How memes have been woven into society

By Micahel Karr | Broadcast Intern

When a caption and an embarrassing picture collide, a true masterpiece is formed: a meme.

When asked to say something funny or to tell a joke, I no longer think of my elementary days when knock-knock jokes were among the best I could tell. Nowadays, I immediately think of memes. Ranging from Bad Luck Brian, to Sonic the Hedgehog and even The Magic School Bus, memes can be for anyone and everyone, depending on how you approach them.

One reason memes are so funny is because they are relatable. It’s hard to laugh at something that you cannot relate to, so when the meme talks about something you have done or commonly do, it has greater effect.

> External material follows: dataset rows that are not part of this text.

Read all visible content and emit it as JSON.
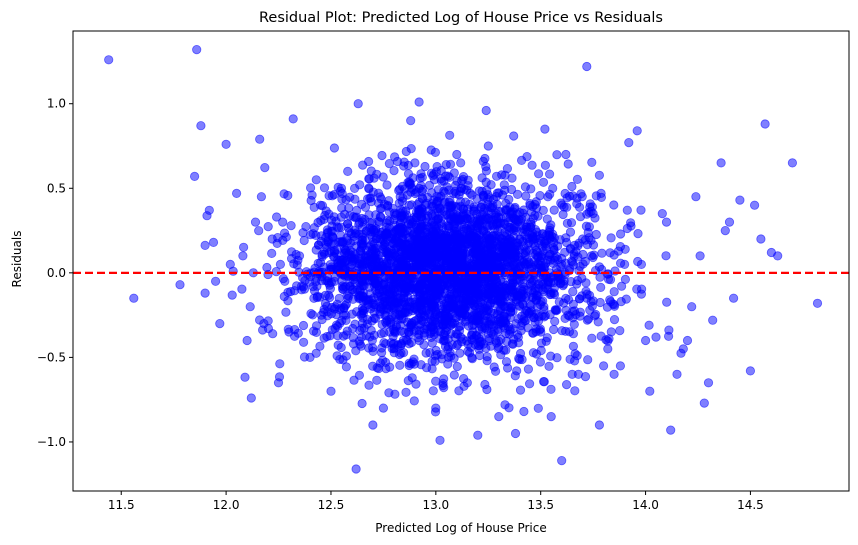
{
  "chart_data": {
    "type": "scatter",
    "title": "Residual Plot: Predicted Log of House Price vs Residuals",
    "xlabel": "Predicted Log of House Price",
    "ylabel": "Residuals",
    "xlim": [
      11.27,
      14.97
    ],
    "ylim": [
      -1.29,
      1.43
    ],
    "xticks": [
      11.5,
      12.0,
      12.5,
      13.0,
      13.5,
      14.0,
      14.5
    ],
    "yticks": [
      -1.0,
      -0.5,
      0.0,
      0.5,
      1.0
    ],
    "xtick_labels": [
      "11.5",
      "12.0",
      "12.5",
      "13.0",
      "13.5",
      "14.0",
      "14.5"
    ],
    "ytick_labels": [
      "−1.0",
      "−0.5",
      "0.0",
      "0.5",
      "1.0"
    ],
    "grid": false,
    "point_color": "#0000ff",
    "reference_line": {
      "y": 0,
      "color": "#ff0000",
      "style": "dashed"
    },
    "points": {
      "x": [
        11.44,
        11.86,
        12.63,
        12.92,
        13.24,
        13.72,
        11.88,
        12.0,
        12.32,
        12.16,
        13.96,
        14.57,
        14.7,
        14.82,
        11.56,
        11.78,
        11.95,
        12.08,
        12.2,
        12.28,
        12.36,
        12.62,
        13.02,
        13.2,
        13.38,
        13.6,
        13.78,
        14.12,
        14.28,
        14.5,
        11.85,
        11.92,
        12.05,
        12.43,
        12.88,
        13.1,
        13.52,
        13.92,
        14.24,
        14.36,
        14.4,
        14.45,
        14.52,
        14.6,
        14.63,
        14.55,
        14.08,
        13.85,
        12.7,
        13.3,
        12.12,
        12.5,
        12.75,
        13.42,
        13.65,
        13.88,
        14.02,
        14.15,
        14.3,
        14.2,
        12.25,
        12.4,
        13.0,
        13.15,
        13.33,
        13.55,
        13.68,
        13.8,
        14.05,
        14.18,
        14.32,
        12.58,
        12.9,
        13.25,
        13.62,
        12.02,
        12.14,
        11.9,
        11.97,
        12.18,
        12.3,
        12.45,
        12.55,
        12.83,
        13.12,
        13.45,
        13.75,
        14.1,
        14.38,
        14.42,
        14.26,
        13.98,
        12.22,
        12.67,
        12.96,
        13.36,
        13.7,
        12.1,
        11.94,
        12.8,
        13.06,
        13.48,
        13.82,
        14.0,
        14.22,
        12.35,
        12.48,
        12.6,
        12.73,
        12.86,
        12.99,
        13.18,
        13.28,
        13.4,
        13.58,
        13.72,
        13.9,
        12.27,
        12.52,
        12.78,
        13.08,
        13.35,
        13.63,
        12.95,
        12.65,
        13.22,
        13.5
      ],
      "y": [
        1.26,
        1.32,
        1.0,
        1.01,
        0.96,
        1.22,
        0.87,
        0.76,
        0.91,
        0.79,
        0.84,
        0.88,
        0.65,
        -0.18,
        -0.15,
        -0.07,
        -0.05,
        0.1,
        -0.01,
        -0.05,
        -0.1,
        -1.16,
        -0.99,
        -0.96,
        -0.95,
        -1.11,
        -0.9,
        -0.93,
        -0.77,
        -0.58,
        0.57,
        0.37,
        0.47,
        0.55,
        0.9,
        0.7,
        0.85,
        0.77,
        0.45,
        0.65,
        0.3,
        0.43,
        0.4,
        0.12,
        0.1,
        0.2,
        0.35,
        -0.6,
        -0.9,
        -0.85,
        -0.74,
        -0.7,
        -0.8,
        -0.82,
        -0.6,
        -0.55,
        -0.7,
        -0.6,
        -0.65,
        -0.4,
        -0.65,
        -0.5,
        -0.8,
        -0.65,
        -0.78,
        -0.85,
        -0.6,
        -0.55,
        -0.38,
        -0.45,
        -0.28,
        0.6,
        0.65,
        0.75,
        0.7,
        0.05,
        0.3,
        -0.12,
        -0.3,
        -0.3,
        -0.35,
        0.4,
        0.5,
        0.45,
        0.5,
        0.4,
        0.35,
        0.3,
        0.25,
        -0.15,
        0.1,
        0.05,
        0.2,
        0.25,
        0.3,
        0.35,
        0.2,
        -0.4,
        0.18,
        -0.45,
        -0.5,
        -0.48,
        -0.45,
        -0.4,
        -0.2,
        0.1,
        0.15,
        0.05,
        -0.1,
        0.1,
        0.15,
        -0.05,
        0.1,
        0.2,
        0.0,
        -0.15,
        0.05,
        0.3,
        -0.2,
        -0.35,
        -0.3,
        0.25,
        -0.25,
        0.0,
        0.05,
        -0.05,
        0.1
      ]
    },
    "cloud": {
      "n": 3200,
      "x_mean": 13.05,
      "x_sd": 0.34,
      "y_mean": 0.02,
      "y_sd": 0.26,
      "seed": 7
    }
  }
}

Memes also are comical because they can make a heavy subject have a light side to it. There have been many memes about government problems, weird cousins and even regional stereotypes across the country.

Memes have been around for a while and do not seem to be slowing down in popularity. Different waves of memes occur when something strange or important happens, such as a gorilla dragging around a child in a zoo habitat, a strange Sonic the Hedgehog knowing “de way” and Spongebob Squarepants acting like a caveman.

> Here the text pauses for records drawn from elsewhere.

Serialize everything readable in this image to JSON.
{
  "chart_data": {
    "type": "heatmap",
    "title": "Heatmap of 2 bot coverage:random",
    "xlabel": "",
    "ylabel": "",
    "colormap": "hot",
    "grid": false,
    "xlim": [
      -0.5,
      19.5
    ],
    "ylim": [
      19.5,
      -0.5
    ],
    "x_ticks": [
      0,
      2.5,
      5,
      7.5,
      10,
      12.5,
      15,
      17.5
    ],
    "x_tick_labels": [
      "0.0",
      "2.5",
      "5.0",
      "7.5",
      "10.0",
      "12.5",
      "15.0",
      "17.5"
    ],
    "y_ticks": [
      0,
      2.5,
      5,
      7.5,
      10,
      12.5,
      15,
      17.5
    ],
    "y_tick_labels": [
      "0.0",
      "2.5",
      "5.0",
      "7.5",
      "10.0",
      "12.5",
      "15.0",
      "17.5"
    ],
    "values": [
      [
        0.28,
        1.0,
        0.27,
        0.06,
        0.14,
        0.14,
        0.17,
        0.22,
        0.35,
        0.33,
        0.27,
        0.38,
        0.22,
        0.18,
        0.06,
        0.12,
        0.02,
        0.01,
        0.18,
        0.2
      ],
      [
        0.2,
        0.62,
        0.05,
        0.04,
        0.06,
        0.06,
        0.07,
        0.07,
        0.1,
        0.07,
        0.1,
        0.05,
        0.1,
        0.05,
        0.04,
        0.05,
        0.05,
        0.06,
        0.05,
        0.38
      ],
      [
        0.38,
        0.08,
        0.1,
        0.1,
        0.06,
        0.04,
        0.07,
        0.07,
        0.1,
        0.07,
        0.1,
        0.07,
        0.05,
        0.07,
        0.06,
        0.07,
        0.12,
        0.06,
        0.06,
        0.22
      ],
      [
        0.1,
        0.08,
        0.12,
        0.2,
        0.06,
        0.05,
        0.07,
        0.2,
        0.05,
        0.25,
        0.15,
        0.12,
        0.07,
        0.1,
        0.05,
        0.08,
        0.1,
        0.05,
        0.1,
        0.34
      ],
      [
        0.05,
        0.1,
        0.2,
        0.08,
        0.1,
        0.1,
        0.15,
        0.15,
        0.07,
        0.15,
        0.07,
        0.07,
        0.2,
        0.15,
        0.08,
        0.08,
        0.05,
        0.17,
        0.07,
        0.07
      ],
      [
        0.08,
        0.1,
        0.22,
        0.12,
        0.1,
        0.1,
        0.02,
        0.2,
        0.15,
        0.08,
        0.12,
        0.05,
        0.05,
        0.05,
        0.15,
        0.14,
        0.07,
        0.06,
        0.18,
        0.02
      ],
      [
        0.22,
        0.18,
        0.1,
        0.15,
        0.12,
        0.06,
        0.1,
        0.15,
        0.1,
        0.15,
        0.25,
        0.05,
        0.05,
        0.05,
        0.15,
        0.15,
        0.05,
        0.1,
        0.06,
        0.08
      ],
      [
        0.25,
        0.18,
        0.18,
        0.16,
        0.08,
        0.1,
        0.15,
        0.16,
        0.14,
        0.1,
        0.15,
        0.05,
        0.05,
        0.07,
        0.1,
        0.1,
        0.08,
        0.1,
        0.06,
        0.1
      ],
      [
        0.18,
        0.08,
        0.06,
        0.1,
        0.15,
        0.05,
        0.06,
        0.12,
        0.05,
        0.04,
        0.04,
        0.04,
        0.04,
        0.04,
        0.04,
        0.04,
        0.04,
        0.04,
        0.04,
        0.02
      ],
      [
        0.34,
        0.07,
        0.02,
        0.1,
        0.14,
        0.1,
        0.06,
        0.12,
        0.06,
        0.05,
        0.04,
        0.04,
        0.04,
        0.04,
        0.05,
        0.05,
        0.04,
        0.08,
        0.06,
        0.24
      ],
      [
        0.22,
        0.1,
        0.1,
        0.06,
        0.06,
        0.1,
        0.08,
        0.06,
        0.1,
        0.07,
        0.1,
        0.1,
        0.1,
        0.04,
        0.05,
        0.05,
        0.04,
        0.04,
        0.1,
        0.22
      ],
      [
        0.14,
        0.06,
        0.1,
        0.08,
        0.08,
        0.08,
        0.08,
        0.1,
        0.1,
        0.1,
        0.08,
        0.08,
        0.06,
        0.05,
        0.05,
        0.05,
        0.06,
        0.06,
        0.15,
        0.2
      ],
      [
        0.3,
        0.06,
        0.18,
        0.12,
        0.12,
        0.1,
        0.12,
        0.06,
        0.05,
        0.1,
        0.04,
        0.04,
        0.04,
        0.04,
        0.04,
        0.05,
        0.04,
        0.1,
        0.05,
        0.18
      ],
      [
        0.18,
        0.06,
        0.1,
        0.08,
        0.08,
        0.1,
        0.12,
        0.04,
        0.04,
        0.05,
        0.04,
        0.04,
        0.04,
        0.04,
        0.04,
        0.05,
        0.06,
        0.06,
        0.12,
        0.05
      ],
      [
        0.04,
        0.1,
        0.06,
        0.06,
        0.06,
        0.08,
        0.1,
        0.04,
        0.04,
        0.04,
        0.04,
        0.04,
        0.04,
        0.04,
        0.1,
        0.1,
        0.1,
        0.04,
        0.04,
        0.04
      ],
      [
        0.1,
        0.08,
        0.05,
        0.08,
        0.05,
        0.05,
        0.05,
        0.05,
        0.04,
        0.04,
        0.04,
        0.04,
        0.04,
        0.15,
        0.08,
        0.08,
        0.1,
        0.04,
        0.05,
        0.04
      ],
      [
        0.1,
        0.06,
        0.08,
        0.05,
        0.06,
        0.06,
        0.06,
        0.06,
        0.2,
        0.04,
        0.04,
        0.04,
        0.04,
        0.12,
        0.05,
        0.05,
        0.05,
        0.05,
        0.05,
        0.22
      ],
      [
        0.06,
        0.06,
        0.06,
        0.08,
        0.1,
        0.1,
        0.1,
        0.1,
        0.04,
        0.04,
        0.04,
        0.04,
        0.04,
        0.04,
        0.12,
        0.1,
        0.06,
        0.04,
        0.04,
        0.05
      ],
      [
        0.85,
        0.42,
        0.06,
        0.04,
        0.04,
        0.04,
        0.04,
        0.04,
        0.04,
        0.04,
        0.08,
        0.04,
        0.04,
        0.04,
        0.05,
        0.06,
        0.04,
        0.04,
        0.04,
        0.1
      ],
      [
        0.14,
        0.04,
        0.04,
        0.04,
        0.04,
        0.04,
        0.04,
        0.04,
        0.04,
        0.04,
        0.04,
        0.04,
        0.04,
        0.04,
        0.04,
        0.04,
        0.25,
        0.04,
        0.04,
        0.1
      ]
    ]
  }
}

Since memes are so relatable and funny, it’s hard to see why the older generations have not started to use memes themselves.

Although many pronounce them “mee-mees,” middle-aged people are starting to pick up on the trend, despite their poor efforts. I have not once seen a meme shared by an elder that I have not cringed at or asked myself why it was me that had to see their failed effort.

Perhaps the reason older generations cannot pick up on memes is because the jokes created for memes are often ones that only today’s pop culture subscribers can understand. Adults would probably be confused about what it means when a meme depicting a boy named Brian with bad luck is posted all over the internet.

Memes continue to remain present today through new jokes that constantly recirculate and that have not been burned out. The number of memes that involve a baby looking accomplished or Liam Neeson threatening to find and kill someone is still constantly growing and still very relevant to modern life.

The idea of a future without memes is a shocking one, but also a future that does not seem very likely. Recent studies have found that memes are more researched than Jesus Christ, according to the numbers provided by Google Trends. Although this is a sad realization, this proves that memes are still taking off and do not seem to be slowing down in popularity.

Memes hold a special place in my heart and hopefully in most people’s, and I plan to keep it that way. When you’re sad, just remember that you (probably) have not been made into an embarrassing meme that has been seen by millions of people.